Asset owners need visibility into what exists within their portfolios, who has access to those assets and how activity is monitored. Operators need stronger intrusion detection capabilities, better logging, improved asset inventories and greater control over remote access pathways. Proven strategies for prevention, detection and recovery already exist and have been successfully deployed across sectors such as ICT, healthcare and transportation, so can take learnings from other sectors.

Rather than waiting for regulators to define these requirements in isolation, the solar industry has an opportunity to take the lead. A practical next step would be the formation of an industry-led task force bringing together asset owners, operators, manufacturers and cybersecurity specialists to develop a technical NIS2 implementation guideline specifically for the solar sector. Such a framework could provide policymakers with a practical baseline while helping the industry establish consistent cybersecurity expectations before regulation becomes more prescriptive.

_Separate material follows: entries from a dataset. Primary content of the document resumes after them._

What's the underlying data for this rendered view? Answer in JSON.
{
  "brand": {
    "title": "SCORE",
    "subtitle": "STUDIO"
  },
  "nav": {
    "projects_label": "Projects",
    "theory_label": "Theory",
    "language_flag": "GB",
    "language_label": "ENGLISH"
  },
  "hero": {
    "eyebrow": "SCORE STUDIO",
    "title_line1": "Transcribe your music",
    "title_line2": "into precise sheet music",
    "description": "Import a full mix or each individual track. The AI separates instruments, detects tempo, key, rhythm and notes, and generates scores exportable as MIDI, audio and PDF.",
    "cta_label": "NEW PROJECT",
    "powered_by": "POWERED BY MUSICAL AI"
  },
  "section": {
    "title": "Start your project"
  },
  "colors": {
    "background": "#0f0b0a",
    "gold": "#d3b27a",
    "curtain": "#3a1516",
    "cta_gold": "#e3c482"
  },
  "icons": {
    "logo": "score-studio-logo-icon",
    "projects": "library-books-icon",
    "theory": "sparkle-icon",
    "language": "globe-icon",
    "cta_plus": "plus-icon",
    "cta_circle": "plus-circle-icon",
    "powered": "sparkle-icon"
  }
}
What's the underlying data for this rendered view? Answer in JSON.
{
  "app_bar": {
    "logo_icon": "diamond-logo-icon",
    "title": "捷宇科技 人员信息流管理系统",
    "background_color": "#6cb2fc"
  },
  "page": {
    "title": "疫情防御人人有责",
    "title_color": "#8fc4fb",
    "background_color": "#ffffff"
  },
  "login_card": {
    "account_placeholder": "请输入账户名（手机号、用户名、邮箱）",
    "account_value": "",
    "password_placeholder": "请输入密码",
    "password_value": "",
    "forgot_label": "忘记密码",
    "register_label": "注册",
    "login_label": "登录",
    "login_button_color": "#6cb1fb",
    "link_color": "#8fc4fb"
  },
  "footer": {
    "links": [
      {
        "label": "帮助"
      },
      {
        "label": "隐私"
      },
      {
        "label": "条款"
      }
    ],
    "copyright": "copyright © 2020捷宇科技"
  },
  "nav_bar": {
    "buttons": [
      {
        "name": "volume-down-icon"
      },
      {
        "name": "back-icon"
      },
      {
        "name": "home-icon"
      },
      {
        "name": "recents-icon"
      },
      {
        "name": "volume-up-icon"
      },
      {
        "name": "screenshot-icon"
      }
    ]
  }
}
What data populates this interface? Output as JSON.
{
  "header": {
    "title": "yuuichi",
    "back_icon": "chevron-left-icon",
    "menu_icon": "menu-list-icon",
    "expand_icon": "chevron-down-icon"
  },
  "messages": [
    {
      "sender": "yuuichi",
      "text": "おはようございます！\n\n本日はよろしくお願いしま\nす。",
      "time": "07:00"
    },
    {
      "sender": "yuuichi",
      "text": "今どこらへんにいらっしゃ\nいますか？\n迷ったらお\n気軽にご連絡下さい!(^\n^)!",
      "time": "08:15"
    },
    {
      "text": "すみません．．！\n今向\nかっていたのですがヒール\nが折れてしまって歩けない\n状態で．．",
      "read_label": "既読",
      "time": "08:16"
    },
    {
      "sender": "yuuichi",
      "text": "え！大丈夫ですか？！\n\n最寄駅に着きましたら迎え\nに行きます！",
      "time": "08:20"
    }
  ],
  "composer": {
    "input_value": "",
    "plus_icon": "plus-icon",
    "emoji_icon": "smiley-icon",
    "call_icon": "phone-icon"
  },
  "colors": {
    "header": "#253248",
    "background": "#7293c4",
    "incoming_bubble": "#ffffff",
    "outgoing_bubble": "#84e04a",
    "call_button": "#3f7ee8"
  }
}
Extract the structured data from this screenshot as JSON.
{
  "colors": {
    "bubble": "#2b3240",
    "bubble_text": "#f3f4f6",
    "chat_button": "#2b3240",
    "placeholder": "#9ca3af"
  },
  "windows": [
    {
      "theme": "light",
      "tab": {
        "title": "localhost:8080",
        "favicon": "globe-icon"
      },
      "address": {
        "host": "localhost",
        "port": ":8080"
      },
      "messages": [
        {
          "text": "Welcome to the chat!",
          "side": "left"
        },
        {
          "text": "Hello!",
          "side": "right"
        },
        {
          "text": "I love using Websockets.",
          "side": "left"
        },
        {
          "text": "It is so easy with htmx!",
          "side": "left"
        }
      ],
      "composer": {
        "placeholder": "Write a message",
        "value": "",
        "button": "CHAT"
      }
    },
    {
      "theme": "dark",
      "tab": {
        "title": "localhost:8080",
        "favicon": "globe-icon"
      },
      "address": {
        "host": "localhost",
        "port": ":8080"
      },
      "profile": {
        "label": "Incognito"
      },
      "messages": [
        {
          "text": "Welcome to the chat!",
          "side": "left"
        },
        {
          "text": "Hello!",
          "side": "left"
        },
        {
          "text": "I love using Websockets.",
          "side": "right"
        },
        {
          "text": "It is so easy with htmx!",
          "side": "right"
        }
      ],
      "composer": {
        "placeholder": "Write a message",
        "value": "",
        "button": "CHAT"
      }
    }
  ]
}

The Commission’s funding restrictions have shown that Brussels is serious. The debate around CSA 2 suggests further intervention is likely. But, if Europe’s objective is truly to secure its energy infrastructure, the conversation must move beyond where equipment is manufactured and focus on how critical infrastructure is actually protected. That is where the real cybersecurity challenge lies, and it is where the industry’s attention should now be focused.

The views and opinions expressed in this article are the author’s own, and do not necessarily reflect those held by pv magazine.